Since the Coh-Metrix measures used in the first part of the present study did not result in a two-group solution (all of the writers were essentially in one group), we proceeded, in the second part of our study, to analyze the full set of measures in McNamara et al.’s (2010) five linguistic classes. Running this larger analysis, we found that, across our two prompts, ten automated measures predicted human-scored group membership. Several themes emerge when considering this finding.

First, it is interesting that different automated measures predicted human scores between the two prompts (persuasive essay and written summary). This finding supports other work that suggesting that individuals’ writing skill, when measured on the same construct using different prompts, is not necessarily stable (Danzak 2011; Olinghouse and Leaird 2009; Olinghouse and Wilson 2013). These findings suggest that future investigations of the relation between automated and human scores should measure performance within the same samples on different prompts and genres.

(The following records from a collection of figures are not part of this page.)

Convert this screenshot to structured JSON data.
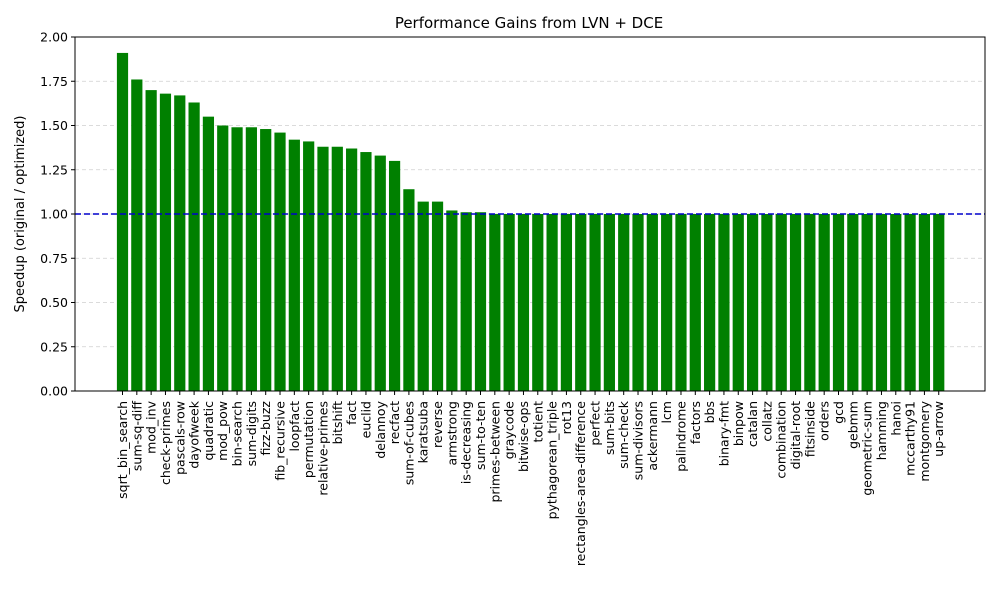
{
  "chart_data": {
    "type": "bar",
    "title": "Performance Gains from LVN + DCE",
    "xlabel": "",
    "ylabel": "Speedup (original / optimized)",
    "ylim": [
      0,
      2.0
    ],
    "yticks": [
      "0.00",
      "0.25",
      "0.50",
      "0.75",
      "1.00",
      "1.25",
      "1.50",
      "1.75",
      "2.00"
    ],
    "grid": "y-dashed",
    "bar_color": "#008000",
    "reference_line": {
      "value": 1.0,
      "color": "#0000cc",
      "style": "dashed"
    },
    "categories": [
      "sqrt_bin_search",
      "sum-sq-diff",
      "mod_inv",
      "check-primes",
      "pascals-row",
      "dayofweek",
      "quadratic",
      "mod_pow",
      "bin-search",
      "sum-digits",
      "fizz-buzz",
      "fib_recursive",
      "loopfact",
      "permutation",
      "relative-primes",
      "bitshift",
      "fact",
      "euclid",
      "delannoy",
      "recfact",
      "sum-of-cubes",
      "karatsuba",
      "reverse",
      "armstrong",
      "is-decreasing",
      "sum-to-ten",
      "primes-between",
      "graycode",
      "bitwise-ops",
      "totient",
      "pythagorean_triple",
      "rot13",
      "rectangles-area-difference",
      "perfect",
      "sum-bits",
      "sum-check",
      "sum-divisors",
      "ackermann",
      "lcm",
      "palindrome",
      "factors",
      "bbs",
      "binary-fmt",
      "binpow",
      "catalan",
      "collatz",
      "combination",
      "digital-root",
      "fitsinside",
      "orders",
      "gcd",
      "gebmm",
      "geometric-sum",
      "hamming",
      "hanoi",
      "mccarthy91",
      "montgomery",
      "up-arrow"
    ],
    "values": [
      1.91,
      1.76,
      1.7,
      1.68,
      1.67,
      1.63,
      1.55,
      1.5,
      1.49,
      1.49,
      1.48,
      1.46,
      1.42,
      1.41,
      1.38,
      1.38,
      1.37,
      1.35,
      1.33,
      1.3,
      1.14,
      1.07,
      1.07,
      1.02,
      1.01,
      1.01,
      1.0,
      1.0,
      1.0,
      1.0,
      1.0,
      1.0,
      1.0,
      1.0,
      1.0,
      1.0,
      1.0,
      1.0,
      1.0,
      1.0,
      1.0,
      1.0,
      1.0,
      1.0,
      1.0,
      1.0,
      1.0,
      1.0,
      1.0,
      1.0,
      1.0,
      1.0,
      1.0,
      1.0,
      1.0,
      1.0,
      1.0,
      1.0
    ]
  }
}
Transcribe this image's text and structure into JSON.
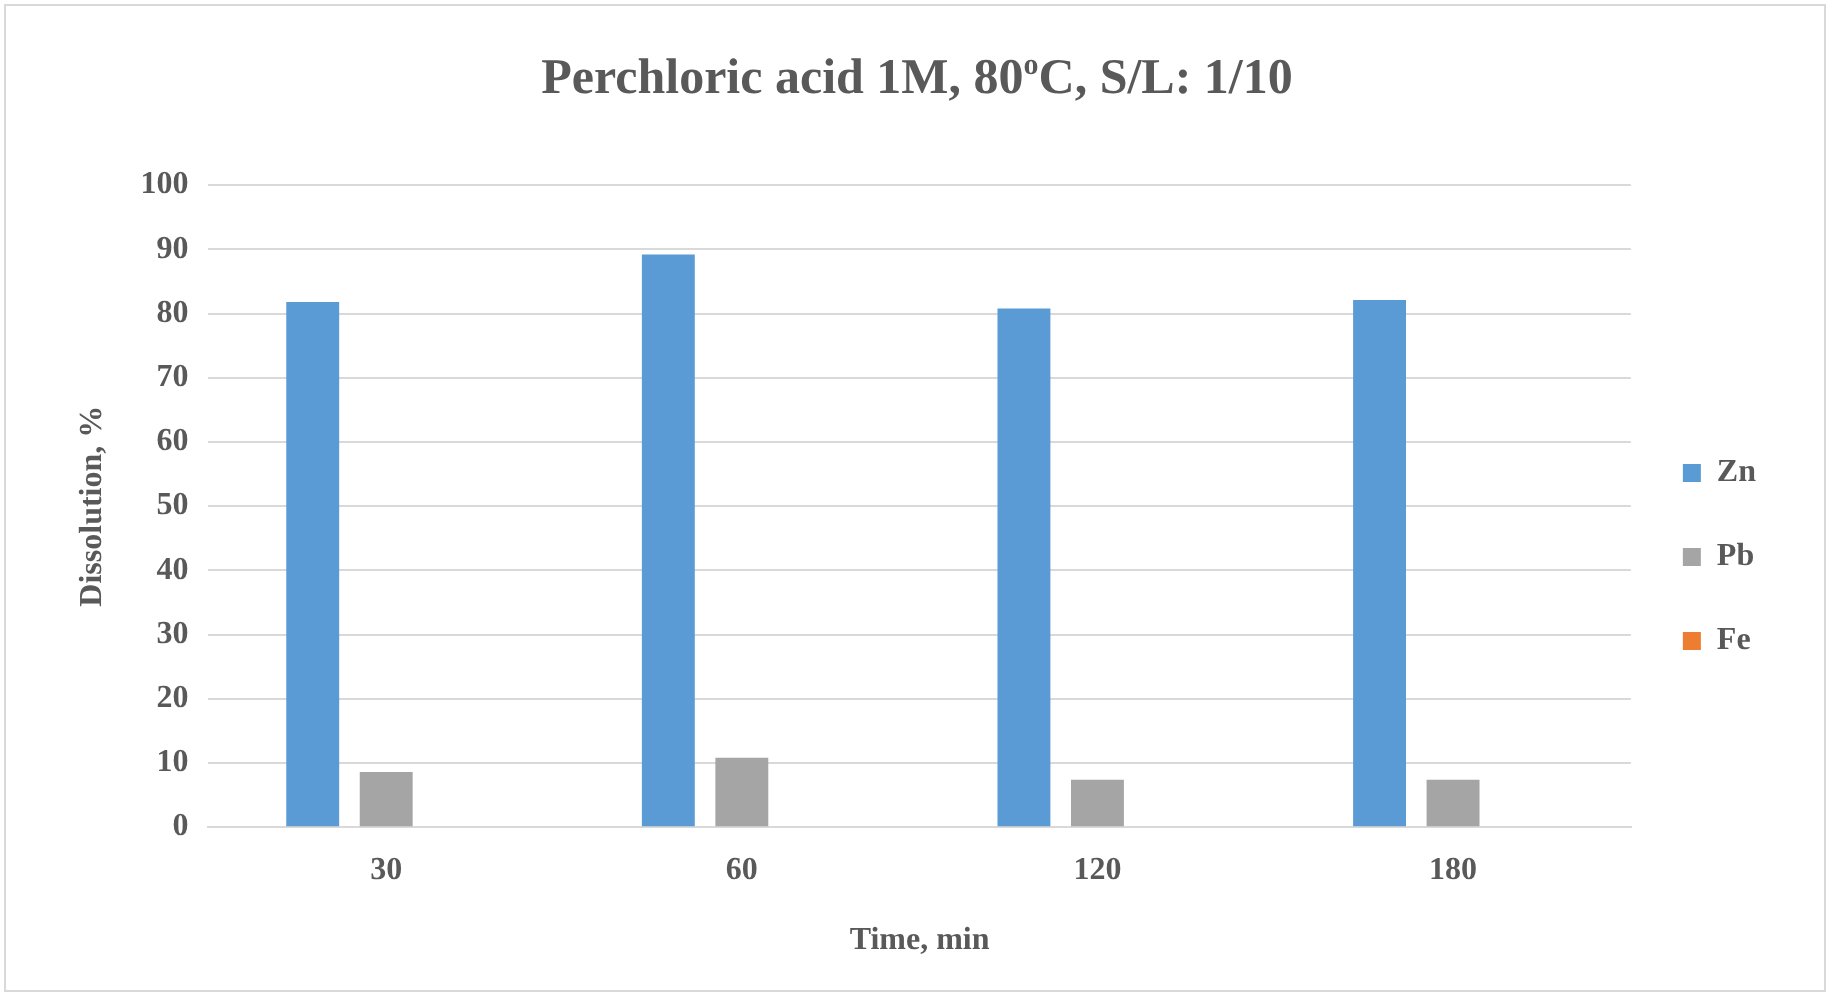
{
  "chart_data": {
    "type": "bar",
    "title": "Perchloric acid 1M, 80$^{o}$C, S/L: 1/10",
    "xlabel": "Time, min",
    "ylabel": "Dissolution, %",
    "categories": [
      "30",
      "60",
      "120",
      "180"
    ],
    "series": [
      {
        "name": "Zn",
        "color": "#5b9bd5",
        "values": [
          81.8,
          89.2,
          80.8,
          82.1
        ]
      },
      {
        "name": "Pb",
        "color": "#a5a5a5",
        "values": [
          8.6,
          10.8,
          7.4,
          7.4
        ]
      },
      {
        "name": "Fe",
        "color": "#ed7d31",
        "values": [
          0,
          0,
          0,
          0
        ]
      }
    ],
    "ylim": [
      0,
      100
    ],
    "yticks": [
      0,
      10,
      20,
      30,
      40,
      50,
      60,
      70,
      80,
      90,
      100
    ],
    "grid": "y",
    "legend": "right"
  }
}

Second, there are reasons to be cautious about drawing conclusions about the relation between the automated and human scores when, as in the current case, very few of a large set of variables were found to be predictive. Of the 104 Coh-Metrix variables tested (52 variables tested for each writing prompt) in the second part of our study, only two reliably differentiated persuasive essay quality and only eight differentiated written summary quality. In fact, given the large number of variables tested, these may be chance findings. Further, trends towards any particular pattern of results were not evident in the current dataset, evidenced by low F values (less than 25 % of the F values were larger than 2, which is around a p value of .2) and the standard deviations were large. The large degree of variation in the data, when the Coh-Metrix variables were run from all of McNamara et al.’s (2010) five classes, supports the suggestion made above that there may be many ways to write poorly.

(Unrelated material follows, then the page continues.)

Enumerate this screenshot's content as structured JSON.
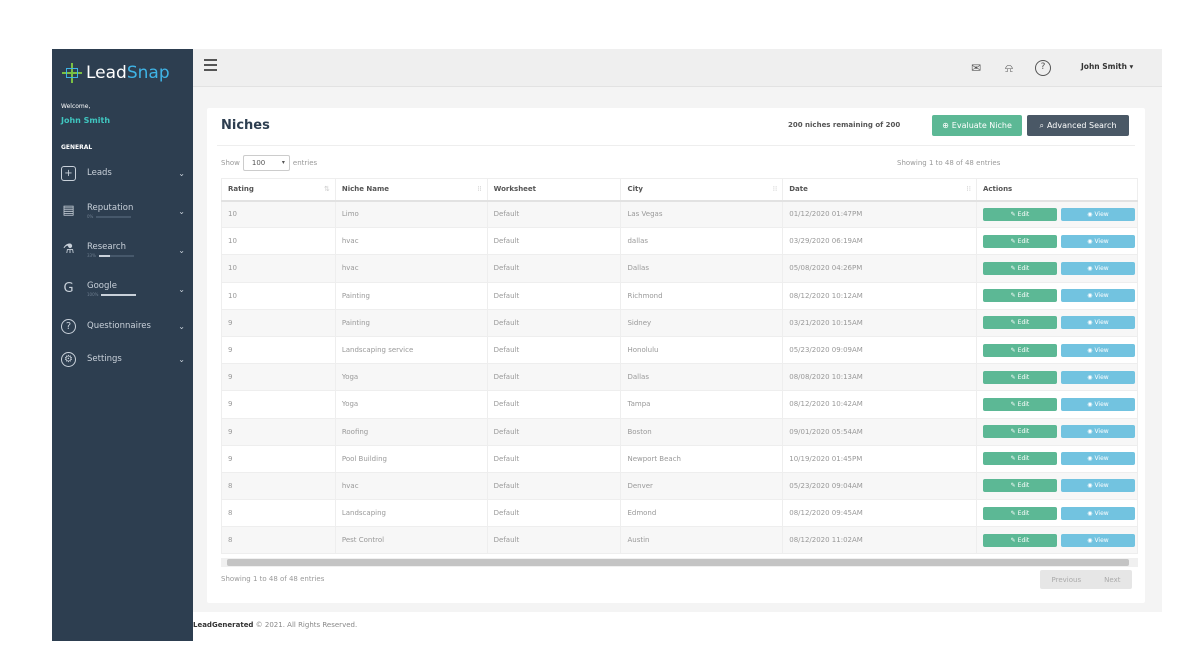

In fact, the investigation was atheoretical in regard to writing ability, as our concern was simply whether the automated measures were able to predict the human scores. However, in an investigation guided by a theory of the relation between linguistic measures and overall writing quality, the number of variables found to be reliable predictors would not matter, because theory-based expectations about variables that might discriminate high from low proficiency writers could be tested. In this case, even if all of the theoretically relevant, individual automated measures were not statistically significant predictors, the right combination could produce an effective discriminant model to distinguish the characteristics of writing of individuals who vary in proficiency.

Another suggestion for future directions in research on the relation between human and automated scoring is to compare outcomes for three distinct populations varying in writing quality, highly proficient writers such as graduate students, average-achieving writers such as the typically-performing undergraduates studied by McNamara et al. (2010), and low proficiency college developmental education writers as in the current study.

Further, the alignment of human and automated scores should be explored, as developmental evidence on college students may show different growth patterns on human- and machine-scored linguistic and proficiency variables (Crossley et al. 2016). Overall, it will be important, as research in writing skills using automated scoring goes forward, to verify the accuracy of human scores and the theoretical relevance of automated linguistic scores, and consider how each type of evaluation might most usefully inform classroom instruction. In this context, it will be important to compare outcomes on the same populations for different automated scoring engines that are becoming available. Findings for Coh-Metrix have been reported in a large number of research publications but these are early days in this field, and the relative utility of the various available scoring engines for improving educational outcomes remains to be demonstrated.